The short answer is that things like $dx,dy, dr, d\theta$ are not real numbers, so they do not follow the same arithmetic/algebra as real numbers. But, from a more fundamental point of view, I'm pretty sure that you're currently thinking of $dx,dy,dr,d\theta$ as "infinitesimal changes in a coordinate", but this alone isn't a precise definition. So, in this case, writing something like \begin{equation} dx\, dy = r \, dr \, d \theta \end{equation} makes as much sense as the equation \begin{equation} \ddot{\smile} \alpha = \ddot{\frown} @ \dot{\frown} \end{equation} simply because the symbols haven't been defined properly. It is only after you define the symbols $dx,dy,dr,d\theta$ that you can make sense of equations involving them. The standard way of doing this is taught in courses on differential geometry. Once you learn the proper definitions, you can make sense of an expression like $d(\text{something})$. Such an object is called a $1$-form, and then, you can show that it satisfies a lot of the familiar rules of calculus.

One additional thing is that we can define a "multiplication" between two one-forms. i.e if $\omega$ and $\eta$ are one-forms then we can define a multiplication between them, denoted by \begin{equation} \omega \wedge \eta \end{equation} called the "wedge product". This product satisfies a lot of familiar properties of regular multiplication of real numbers (such as distributive laws, bilinearity etc), except that it is anti-commutative, so \begin{equation} \omega \wedge \eta = - \eta \wedge \omega \end{equation} (so in particular $\omega \wedge \omega = 0$). So, now if you run through your computation again, and you keep track of the order of multiplication, you'll find that \begin{equation} dx \wedge dy = r \, dr \wedge d \theta \end{equation} (the minus sign in $-\sin^2 \theta$ will become $+$, if you treat the order of the wedge product carefully).

I doubt you will have understood much of what I said about the $1$-forms, and that's ok. The most direct answer to your question is that "$dx,dy, dr, d\theta$ etc. are NOT real numbers, so you shouldn't manipulate them as if they are" (even though many physics books and some math books treat them as such).

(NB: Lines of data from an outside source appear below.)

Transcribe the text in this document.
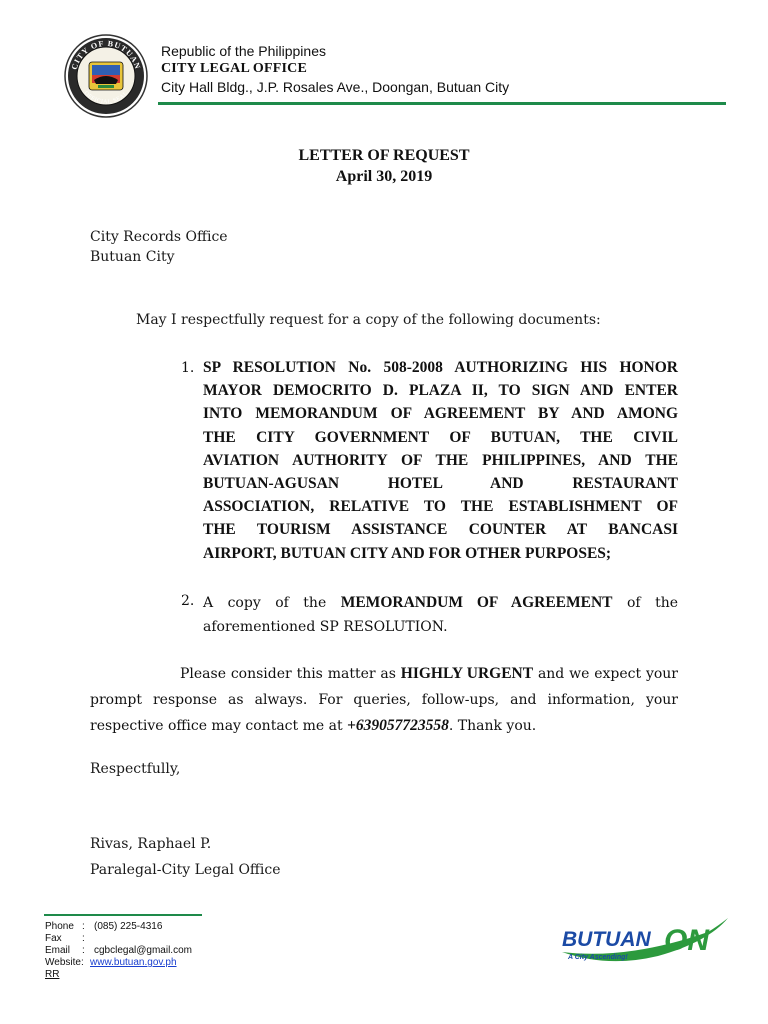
CITY OF BUTUAN
OFFICIAL SEAL
Republic of the Philippines
CITY LEGAL OFFICE
City Hall Bldg., J.P. Rosales Ave., Doongan, Butuan City
LETTER OF REQUEST
April 30, 2019
City Records Office
Butuan City
May I respectfully request for a copy of the following documents:
1. SP RESOLUTION No. 508-2008 AUTHORIZING HIS HONOR
MAYOR DEMOCRITO D. PLAZA II, TO SIGN AND ENTER
INTO MEMORANDUM OF AGREEMENT BY AND AMONG
THE CITY GOVERNMENT OF BUTUAN, THE CIVIL
AVIATION AUTHORITY OF THE PHILIPPINES, AND THE
BUTUAN-AGUSAN HOTEL AND RESTAURANT
ASSOCIATION, RELATIVE TO THE ESTABLISHMENT OF
THE TOURISM ASSISTANCE COUNTER AT BANCASI
AIRPORT, BUTUAN CITY AND FOR OTHER PURPOSES;
2. A copy of the MEMORANDUM OF AGREEMENT of the
aforementioned SP RESOLUTION.
Please consider this matter as HIGHLY URGENT and we expect your
prompt response as always. For queries, follow-ups, and information, your
respective office may contact me at +639057723558. Thank you.
Respectfully,
Rivas, Raphael P.
Paralegal-City Legal Office
Phone : (085) 225-4316
Fax :
Email : cgbclegal@gmail.com
Website: www.butuan.gov.ph
RR
BUTUAN ON
A City Ascending!
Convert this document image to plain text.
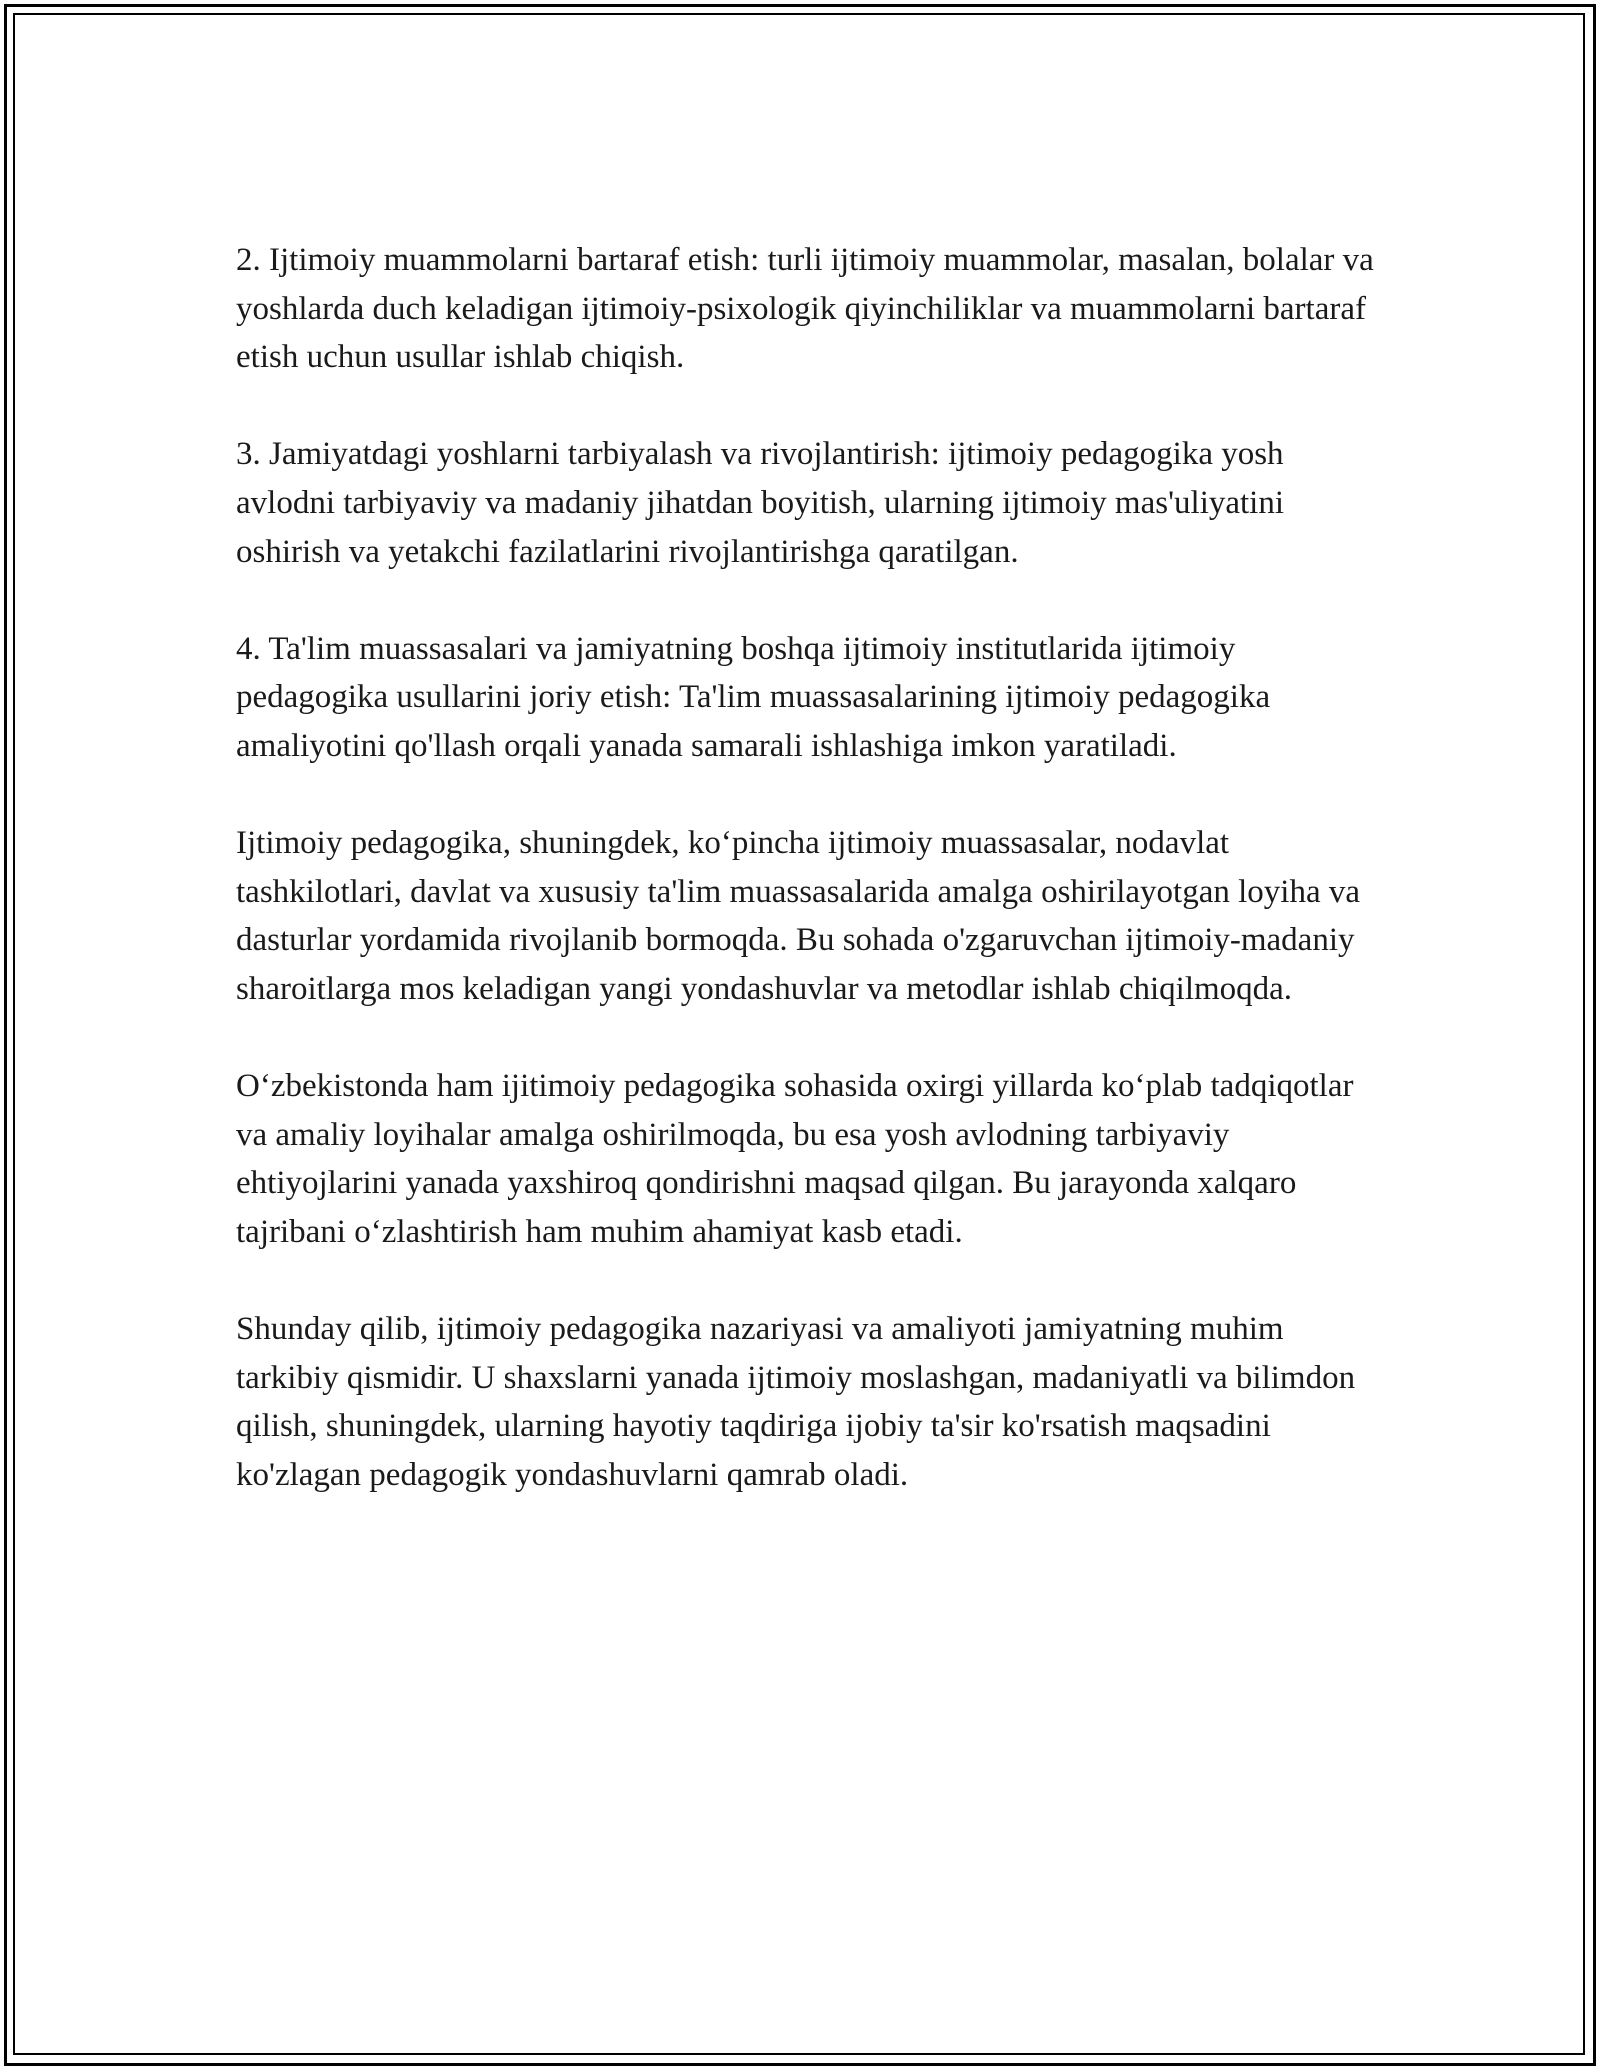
2. Ijtimoiy muammolarni bartaraf etish: turli ijtimoiy muammolar, masalan, bolalar va yoshlarda duch keladigan ijtimoiy-psixologik qiyinchiliklar va muammolarni bartaraf etish uchun usullar ishlab chiqish.

3. Jamiyatdagi yoshlarni tarbiyalash va rivojlantirish: ijtimoiy pedagogika yosh avlodni tarbiyaviy va madaniy jihatdan boyitish, ularning ijtimoiy mas'uliyatini oshirish va yetakchi fazilatlarini rivojlantirishga qaratilgan.

4. Ta'lim muassasalari va jamiyatning boshqa ijtimoiy institutlarida ijtimoiy pedagogika usullarini joriy etish: Ta'lim muassasalarining ijtimoiy pedagogika amaliyotini qo'llash orqali yanada samarali ishlashiga imkon yaratiladi.

Ijtimoiy pedagogika, shuningdek, ko‘pincha ijtimoiy muassasalar, nodavlat tashkilotlari, davlat va xususiy ta'lim muassasalarida amalga oshirilayotgan loyiha va dasturlar yordamida rivojlanib bormoqda. Bu sohada o'zgaruvchan ijtimoiy-madaniy sharoitlarga mos keladigan yangi yondashuvlar va metodlar ishlab chiqilmoqda.

O‘zbekistonda ham ijitimoiy pedagogika sohasida oxirgi yillarda ko‘plab tadqiqotlar va amaliy loyihalar amalga oshirilmoqda, bu esa yosh avlodning tarbiyaviy ehtiyojlarini yanada yaxshiroq qondirishni maqsad qilgan. Bu jarayonda xalqaro tajribani o‘zlashtirish ham muhim ahamiyat kasb etadi.

Shunday qilib, ijtimoiy pedagogika nazariyasi va amaliyoti jamiyatning muhim tarkibiy qismidir. U shaxslarni yanada ijtimoiy moslashgan, madaniyatli va bilimdon qilish, shuningdek, ularning hayotiy taqdiriga ijobiy ta'sir ko'rsatish maqsadini ko'zlagan pedagogik yondashuvlarni qamrab oladi.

My suggestion to you is to think about things geometrically. If you define the polar coordinate transformation $f$ (with the appropriate domain restrictions) by \begin{equation} f(r,\theta) = \begin{pmatrix} r \cos \theta \\ r \sin \theta \end{pmatrix} \end{equation} Then, the factor of $r$ comes up because it is the absolute value of the determinant of the Jacobian matrix: \begin{equation} \left|\det f'(r,\theta) \right| = r \end{equation}

You should convince yourself/read a book on why this absolute value of determinant of derivative contains the information about how areas and volumes "transform/scale" in different coordinate systems. So, at this point, rather than attaching meaning to symbols like $dx,dy, dr, d\theta$, just think of them as placeholders at the end of an integral (like how we always end sentences with "."). The real geometric meaning lies in $|\det f'(r,\theta)|$, and this is what you should aim to understand for now.

peek-a-boo
  • 55,725
  • 2
  • 45
  • 89
0

Take a small circle of radius $\delta$ centered at distance $r$ from the origin.

It approximately spans a square $dx\,dy\sim\delta^2$.

And in polar coordinates,

$$dr\sim\delta,\\d\theta\sim\frac{\delta}{r}.$$

Hence

$$dx\,dy\sim r\,dr\,d\theta.$$